The US Food and Drug Administration (FDA) approved the new medication Cosela for injection to decrease the damage to the immune system and bone marrow from chemotherapy administered for lung cancer.

Specifically, the medication works to decrease the incidence of chemotherapy-induced myelosuppression in adults receiving a platinum/etoposide-containing or topotecan-containing chemotherapy regimen for extensive-stage small cell lung cancer (ES-SCLC).

“The approval of trilaciclib (Cosela) is an important advance in the treatment of patients with extensive-stage small cell lung cancer receiving chemotherapy,” said Jeffrey Crawford, Geller Professor for Research in Cancer in the Department of Medicine and Duke Cancer Institute. “The most serious and life-threatening side effect of chemotherapy is myelosuppression, or damage to the bone marrow, resulting in reduced white blood cells, red blood cells and platelets.
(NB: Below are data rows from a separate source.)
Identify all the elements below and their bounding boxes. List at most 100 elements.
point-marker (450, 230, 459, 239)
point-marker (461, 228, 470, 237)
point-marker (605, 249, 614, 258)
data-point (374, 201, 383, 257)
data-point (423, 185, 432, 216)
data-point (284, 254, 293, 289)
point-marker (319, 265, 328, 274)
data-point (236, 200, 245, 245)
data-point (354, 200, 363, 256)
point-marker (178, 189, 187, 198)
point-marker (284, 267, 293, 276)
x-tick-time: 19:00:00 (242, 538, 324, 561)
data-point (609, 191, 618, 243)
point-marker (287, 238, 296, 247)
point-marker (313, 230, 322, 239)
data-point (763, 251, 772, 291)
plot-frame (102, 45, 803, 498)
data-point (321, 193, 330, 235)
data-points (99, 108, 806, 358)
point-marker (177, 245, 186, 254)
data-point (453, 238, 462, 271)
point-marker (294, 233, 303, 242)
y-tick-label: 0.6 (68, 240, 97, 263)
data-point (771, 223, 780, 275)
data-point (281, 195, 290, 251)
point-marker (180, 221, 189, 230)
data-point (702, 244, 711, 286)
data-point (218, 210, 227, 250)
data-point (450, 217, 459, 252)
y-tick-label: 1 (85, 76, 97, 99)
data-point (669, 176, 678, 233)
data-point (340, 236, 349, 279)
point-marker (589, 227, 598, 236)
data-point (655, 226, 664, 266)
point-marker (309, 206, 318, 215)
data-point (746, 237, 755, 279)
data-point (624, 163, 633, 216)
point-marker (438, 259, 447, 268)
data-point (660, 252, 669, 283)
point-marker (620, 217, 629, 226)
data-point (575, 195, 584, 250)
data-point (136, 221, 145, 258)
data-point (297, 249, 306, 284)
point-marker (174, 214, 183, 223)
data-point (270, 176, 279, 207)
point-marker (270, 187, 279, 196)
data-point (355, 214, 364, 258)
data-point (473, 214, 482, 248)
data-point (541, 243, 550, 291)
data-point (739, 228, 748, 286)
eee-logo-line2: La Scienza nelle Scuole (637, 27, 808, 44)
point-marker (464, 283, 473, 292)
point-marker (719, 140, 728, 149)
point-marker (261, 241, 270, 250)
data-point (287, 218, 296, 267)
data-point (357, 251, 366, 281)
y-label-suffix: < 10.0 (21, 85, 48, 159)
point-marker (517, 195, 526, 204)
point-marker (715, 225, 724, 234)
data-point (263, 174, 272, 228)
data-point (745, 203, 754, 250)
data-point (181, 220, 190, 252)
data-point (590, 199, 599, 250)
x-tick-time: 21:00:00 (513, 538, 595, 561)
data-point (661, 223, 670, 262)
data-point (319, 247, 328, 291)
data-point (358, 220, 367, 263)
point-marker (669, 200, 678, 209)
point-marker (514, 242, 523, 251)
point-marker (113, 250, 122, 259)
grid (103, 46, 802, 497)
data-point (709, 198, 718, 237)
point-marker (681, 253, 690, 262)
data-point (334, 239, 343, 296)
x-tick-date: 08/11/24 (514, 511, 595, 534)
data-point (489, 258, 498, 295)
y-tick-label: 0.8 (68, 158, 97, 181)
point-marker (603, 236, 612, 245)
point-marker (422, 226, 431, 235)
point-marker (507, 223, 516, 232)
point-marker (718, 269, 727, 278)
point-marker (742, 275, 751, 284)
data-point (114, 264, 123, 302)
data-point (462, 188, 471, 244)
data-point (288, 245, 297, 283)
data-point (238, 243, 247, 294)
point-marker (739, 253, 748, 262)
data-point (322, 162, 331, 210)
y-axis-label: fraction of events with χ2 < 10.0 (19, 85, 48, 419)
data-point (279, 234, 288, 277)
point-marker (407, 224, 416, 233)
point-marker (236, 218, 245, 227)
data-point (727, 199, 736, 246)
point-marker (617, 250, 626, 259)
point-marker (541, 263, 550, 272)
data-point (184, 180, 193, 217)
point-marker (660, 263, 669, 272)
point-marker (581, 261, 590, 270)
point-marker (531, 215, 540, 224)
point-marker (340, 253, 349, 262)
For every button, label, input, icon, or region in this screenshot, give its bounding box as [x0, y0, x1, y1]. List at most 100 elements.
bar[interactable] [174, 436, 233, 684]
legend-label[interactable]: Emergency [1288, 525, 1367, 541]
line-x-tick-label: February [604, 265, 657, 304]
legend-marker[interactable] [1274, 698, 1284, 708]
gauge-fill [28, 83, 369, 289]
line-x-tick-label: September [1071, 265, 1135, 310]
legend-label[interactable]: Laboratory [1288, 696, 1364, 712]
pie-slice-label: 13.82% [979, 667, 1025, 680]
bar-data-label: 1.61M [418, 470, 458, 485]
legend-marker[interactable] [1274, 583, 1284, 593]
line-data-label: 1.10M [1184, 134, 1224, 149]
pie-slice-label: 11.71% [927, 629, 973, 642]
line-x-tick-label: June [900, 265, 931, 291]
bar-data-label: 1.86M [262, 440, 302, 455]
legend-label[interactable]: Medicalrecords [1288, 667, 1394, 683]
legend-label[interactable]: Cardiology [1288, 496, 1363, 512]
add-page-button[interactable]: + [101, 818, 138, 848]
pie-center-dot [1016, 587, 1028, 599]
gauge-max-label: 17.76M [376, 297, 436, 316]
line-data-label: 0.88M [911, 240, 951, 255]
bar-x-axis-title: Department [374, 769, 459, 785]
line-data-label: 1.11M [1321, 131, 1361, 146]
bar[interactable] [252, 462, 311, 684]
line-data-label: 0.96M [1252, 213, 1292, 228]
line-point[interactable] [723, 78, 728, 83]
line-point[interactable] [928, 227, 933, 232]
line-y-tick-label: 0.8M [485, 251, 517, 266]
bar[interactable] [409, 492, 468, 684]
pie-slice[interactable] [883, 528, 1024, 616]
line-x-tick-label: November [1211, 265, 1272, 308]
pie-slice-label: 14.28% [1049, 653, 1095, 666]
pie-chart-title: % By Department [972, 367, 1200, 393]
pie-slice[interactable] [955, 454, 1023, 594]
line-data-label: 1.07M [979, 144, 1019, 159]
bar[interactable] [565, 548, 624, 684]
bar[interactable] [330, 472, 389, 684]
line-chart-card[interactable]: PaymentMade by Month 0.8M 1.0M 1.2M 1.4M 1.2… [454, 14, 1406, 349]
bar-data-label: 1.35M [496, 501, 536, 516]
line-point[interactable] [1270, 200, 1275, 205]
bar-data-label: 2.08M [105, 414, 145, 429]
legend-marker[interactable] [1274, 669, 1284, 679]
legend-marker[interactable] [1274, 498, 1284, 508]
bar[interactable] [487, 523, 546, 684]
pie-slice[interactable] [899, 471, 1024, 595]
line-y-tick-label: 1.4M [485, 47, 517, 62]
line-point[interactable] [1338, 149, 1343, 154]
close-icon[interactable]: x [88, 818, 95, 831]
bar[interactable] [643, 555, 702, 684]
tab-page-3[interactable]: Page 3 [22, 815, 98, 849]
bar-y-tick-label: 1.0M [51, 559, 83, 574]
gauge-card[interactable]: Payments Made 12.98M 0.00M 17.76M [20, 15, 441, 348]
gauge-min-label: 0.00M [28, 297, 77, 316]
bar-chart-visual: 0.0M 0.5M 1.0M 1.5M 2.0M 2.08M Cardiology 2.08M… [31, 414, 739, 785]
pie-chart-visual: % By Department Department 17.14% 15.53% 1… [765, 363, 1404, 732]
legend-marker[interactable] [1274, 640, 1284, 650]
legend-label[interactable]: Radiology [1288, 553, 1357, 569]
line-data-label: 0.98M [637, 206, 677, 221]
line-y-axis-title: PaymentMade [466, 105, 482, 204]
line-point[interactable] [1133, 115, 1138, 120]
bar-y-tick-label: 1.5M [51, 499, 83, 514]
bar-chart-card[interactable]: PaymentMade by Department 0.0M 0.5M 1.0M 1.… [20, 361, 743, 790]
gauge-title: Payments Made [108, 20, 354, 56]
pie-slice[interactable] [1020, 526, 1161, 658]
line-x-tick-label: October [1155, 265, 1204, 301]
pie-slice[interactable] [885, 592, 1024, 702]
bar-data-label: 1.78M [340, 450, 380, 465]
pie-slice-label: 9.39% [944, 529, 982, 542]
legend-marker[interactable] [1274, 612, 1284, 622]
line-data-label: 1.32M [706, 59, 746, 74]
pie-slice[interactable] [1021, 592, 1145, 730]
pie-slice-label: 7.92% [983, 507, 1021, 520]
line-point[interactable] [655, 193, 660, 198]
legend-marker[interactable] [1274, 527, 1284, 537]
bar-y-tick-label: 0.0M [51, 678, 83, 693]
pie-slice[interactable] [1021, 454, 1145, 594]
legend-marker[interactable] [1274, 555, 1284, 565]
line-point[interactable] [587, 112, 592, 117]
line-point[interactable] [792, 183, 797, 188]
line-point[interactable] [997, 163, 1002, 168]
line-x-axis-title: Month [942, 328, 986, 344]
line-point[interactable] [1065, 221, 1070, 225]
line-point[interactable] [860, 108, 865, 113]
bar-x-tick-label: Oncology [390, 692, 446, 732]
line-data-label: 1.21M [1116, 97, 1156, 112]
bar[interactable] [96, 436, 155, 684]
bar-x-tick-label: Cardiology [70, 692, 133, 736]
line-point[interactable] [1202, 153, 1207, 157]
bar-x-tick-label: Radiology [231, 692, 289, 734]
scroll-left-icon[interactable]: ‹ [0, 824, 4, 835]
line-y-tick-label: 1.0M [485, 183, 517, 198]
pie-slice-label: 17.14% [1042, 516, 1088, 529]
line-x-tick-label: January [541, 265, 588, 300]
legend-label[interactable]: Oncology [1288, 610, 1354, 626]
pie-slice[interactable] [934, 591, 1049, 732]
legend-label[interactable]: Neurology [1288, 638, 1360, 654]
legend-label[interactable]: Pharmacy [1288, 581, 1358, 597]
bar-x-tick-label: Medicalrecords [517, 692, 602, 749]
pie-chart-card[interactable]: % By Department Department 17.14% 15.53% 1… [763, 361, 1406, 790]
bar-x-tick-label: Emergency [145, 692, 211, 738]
Chemotherapy-induced myelosuppression may lead to increased risks of infection, severe anemia, and/or bleeding.”

The drug is also being evaluated across a range of tumor types and chemotherapy regimens, including in colorectal cancer and metastatic triple-negative breast cancer.

The drug is given intravenously as a 30-minute infusion within four hours ahead of the start of chemotherapy. It’s one of the first FDA-approved therapy that can offer proactive, “multilineage protection” from myelosuppression caused by chemotherapy.